DALLAS (Reuters) – More than 200,000 children were hit as punishment in U.S. schools last year and in the South more blacks than whites are struck, two human rights groups said in a report released on Wednesday.
Texas accounted for a quarter of the instances of corporal punishment in the 2006-2007 school year, according to the study compiled by Human Rights Watch and the American Civil Liberties Union.
The report, titled “A Violent Education: Corporal Punishment of Children in U.S. Public Schools,” plays into a debate in America about the effectiveness of corporal punishment and its role in the classroom and home.
Twenty-one U.S. states still permit the use of corporal punishment in schools.
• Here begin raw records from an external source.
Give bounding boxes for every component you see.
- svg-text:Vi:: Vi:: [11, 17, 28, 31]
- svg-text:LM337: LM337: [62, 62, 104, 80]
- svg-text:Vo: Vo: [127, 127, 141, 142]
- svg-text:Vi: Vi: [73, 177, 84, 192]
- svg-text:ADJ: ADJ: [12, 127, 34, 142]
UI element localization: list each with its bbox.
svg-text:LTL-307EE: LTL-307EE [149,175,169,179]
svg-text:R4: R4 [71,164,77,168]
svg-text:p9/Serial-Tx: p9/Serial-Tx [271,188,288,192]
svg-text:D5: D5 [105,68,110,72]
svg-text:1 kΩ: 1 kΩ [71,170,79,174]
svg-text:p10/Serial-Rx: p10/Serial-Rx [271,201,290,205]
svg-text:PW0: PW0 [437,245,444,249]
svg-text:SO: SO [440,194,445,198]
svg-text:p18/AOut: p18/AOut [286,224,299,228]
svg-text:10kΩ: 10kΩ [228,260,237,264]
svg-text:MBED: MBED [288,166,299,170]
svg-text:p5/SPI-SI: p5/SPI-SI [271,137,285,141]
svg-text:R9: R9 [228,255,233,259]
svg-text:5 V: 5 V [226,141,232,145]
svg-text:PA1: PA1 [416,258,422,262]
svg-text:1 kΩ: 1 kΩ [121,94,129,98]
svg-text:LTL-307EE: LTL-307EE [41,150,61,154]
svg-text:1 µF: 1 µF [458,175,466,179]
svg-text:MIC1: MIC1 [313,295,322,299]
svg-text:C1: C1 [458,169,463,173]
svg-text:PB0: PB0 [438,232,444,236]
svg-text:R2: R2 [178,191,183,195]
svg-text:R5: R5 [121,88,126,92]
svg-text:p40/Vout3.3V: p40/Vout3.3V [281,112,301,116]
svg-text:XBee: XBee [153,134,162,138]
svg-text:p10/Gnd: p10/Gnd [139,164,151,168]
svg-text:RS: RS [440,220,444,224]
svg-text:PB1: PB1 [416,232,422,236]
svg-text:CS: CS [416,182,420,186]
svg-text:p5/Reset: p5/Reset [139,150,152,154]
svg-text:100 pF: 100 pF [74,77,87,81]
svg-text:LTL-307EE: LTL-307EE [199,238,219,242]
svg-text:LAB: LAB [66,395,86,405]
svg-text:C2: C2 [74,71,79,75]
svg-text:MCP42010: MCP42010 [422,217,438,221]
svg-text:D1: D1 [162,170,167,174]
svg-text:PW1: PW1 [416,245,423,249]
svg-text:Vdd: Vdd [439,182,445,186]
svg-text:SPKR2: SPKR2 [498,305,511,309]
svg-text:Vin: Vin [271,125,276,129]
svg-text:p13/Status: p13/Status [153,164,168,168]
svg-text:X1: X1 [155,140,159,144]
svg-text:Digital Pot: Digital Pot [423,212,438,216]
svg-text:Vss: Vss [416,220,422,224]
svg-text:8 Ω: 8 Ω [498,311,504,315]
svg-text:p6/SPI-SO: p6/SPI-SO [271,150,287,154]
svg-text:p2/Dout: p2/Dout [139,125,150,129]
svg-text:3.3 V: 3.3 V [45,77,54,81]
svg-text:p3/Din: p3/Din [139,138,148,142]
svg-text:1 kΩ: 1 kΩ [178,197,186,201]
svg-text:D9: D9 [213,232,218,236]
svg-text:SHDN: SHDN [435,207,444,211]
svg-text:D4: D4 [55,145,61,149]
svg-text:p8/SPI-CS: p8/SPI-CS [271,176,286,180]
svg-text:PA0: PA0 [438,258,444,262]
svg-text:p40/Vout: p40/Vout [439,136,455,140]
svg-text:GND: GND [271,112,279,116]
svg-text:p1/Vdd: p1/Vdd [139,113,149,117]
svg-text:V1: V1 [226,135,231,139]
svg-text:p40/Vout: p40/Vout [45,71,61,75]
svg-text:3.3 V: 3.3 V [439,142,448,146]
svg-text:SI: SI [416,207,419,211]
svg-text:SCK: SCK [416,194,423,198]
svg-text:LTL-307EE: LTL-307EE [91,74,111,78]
In Texas and Mississippi children as young as 3 are struck for transgressions as minor as gum chewing, the report says.
The punishment often involves hitting a child on the buttocks with a long wooden board, or paddle.
In 13 states in the U.S. South where corporal punishment is the most prevalent, African-American girls are twice as likely to be hit as their white counterparts, according to the 125-page report.
“African-American students are punished at 1.4 times the rate that would be expected given their numbers in the student population,” the groups said in a statement.
Citing U.S. Department of Education data, the report said 223,190 students nationwide received corporal punishment at least once in the 2006-2007 school year. This included 49,197 students in Texas, the largest number of any state.